Your service disconnect is at the meter pedestal and needs a grounding electrode system per 250.24, but you have a feeder to the structure requiring a grounding electrode system per 250.32.
Your local AHJs decision will rule but, FWIW, here we would normally require ground rods at the meter and a grounding system at the structure for rods, UFER and water. Purely a local approach but if the pedestal was close we would allow one grounding system to serve both.
 
GEC from 200A OCPD to rod field (this is a small data center, they wanted 10 rods minimum 20' down) is 2/0cu, all cad welded. From 200A to tap box is also 2/0cu. Each run to 100A panels is 1/0cu. Hence my thoughts that it would be sufficient to bond somewhere along that route.

Edit: Per their requirements, water bond is a 2cu and gas a 1cu.
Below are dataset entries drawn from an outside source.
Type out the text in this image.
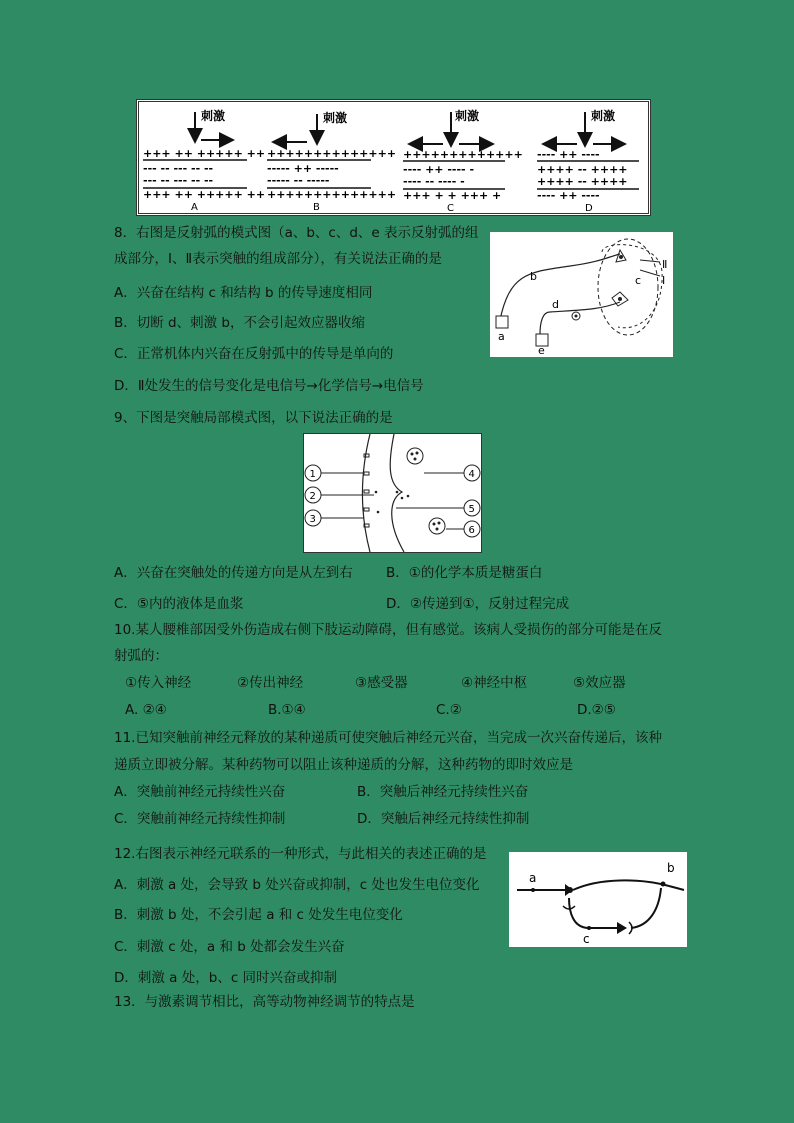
刺激
+++ ++ +++++ ++
--- -- --- -- --
--- -- --- -- --
+++ ++ +++++ ++
A
刺激
++++++++++++++
----- ++ -----
----- -- -----
++++++++++++++
B
刺激
+++++++++++++
---- ++ ---- -
---- -- ---- -
+++ + + +++ +
C
刺激
---- ++ ----
++++ -- ++++
++++ -- ++++
---- ++ ----
D
8．右图是反射弧的模式图（a、b、c、d、e 表示反射弧的组
成部分，Ⅰ、Ⅱ表示突触的组成部分），有关说法正确的是
A．兴奋在结构 c 和结构 b 的传导速度相同
B．切断 d、刺激 b，不会引起效应器收缩
C．正常机体内兴奋在反射弧中的传导是单向的
D．Ⅱ处发生的信号变化是电信号→化学信号→电信号
a
b	c
d
e
Ⅱ
Ⅰ
9、下图是突触局部模式图，以下说法正确的是
1
2
3
4
5
6
A．兴奋在突触处的传递方向是从左到右 B．①的化学本质是糖蛋白
C．⑤内的液体是血浆	D．②传递到①，反射过程完成
10.某人腰椎部因受外伤造成右侧下肢运动障碍，但有感觉。该病人受损伤的部分可能是在反
射弧的：
①传入神经	②传出神经	③感受器	④神经中枢	⑤效应器
A. ②④	B.①④	C.②	D.②⑤
11.已知突触前神经元释放的某种递质可使突触后神经元兴奋，当完成一次兴奋传递后，该种
递质立即被分解。某种药物可以阻止该种递质的分解，这种药物的即时效应是
A．突触前神经元持续性兴奋	B．突触后神经元持续性兴奋
C．突触前神经元持续性抑制	D．突触后神经元持续性抑制
12.右图表示神经元联系的一种形式，与此相关的表述正确的是
A．刺激 a 处，会导致 b 处兴奋或抑制，c 处也发生电位变化
B．刺激 b 处，不会引起 a 和 c 处发生电位变化
C．刺激 c 处，a 和 b 处都会发生兴奋
D．刺激 a 处，b、c 同时兴奋或抑制
a
b
c
13．与激素调节相比，高等动物神经调节的特点是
Overkill, but it's what their designer called for.
 
My experience has been this type situation is approached differently from one jurisdiction to the next and often differently depending on the distances involved.
Your service disconnect is at the meter pedestal and needs a grounding electrode system per 250.24, but you have a feeder to the structure requiring a grounding electrode system per 250.32.
Your local AHJs decision will rule but, FWIW, here we would normally require ground rods at the meter and a grounding system at the structure for rods, UFER and water. Purely a local approach but if the pedestal was close we would allow one grounding system to serve both.
I agree with Augie. You need a connection to a GES at both the 200 amp service disconnect and at the separate structure. I would install two rods with a #6 GEC for the service disconnect and then your overkill grounding voodoo system for the building.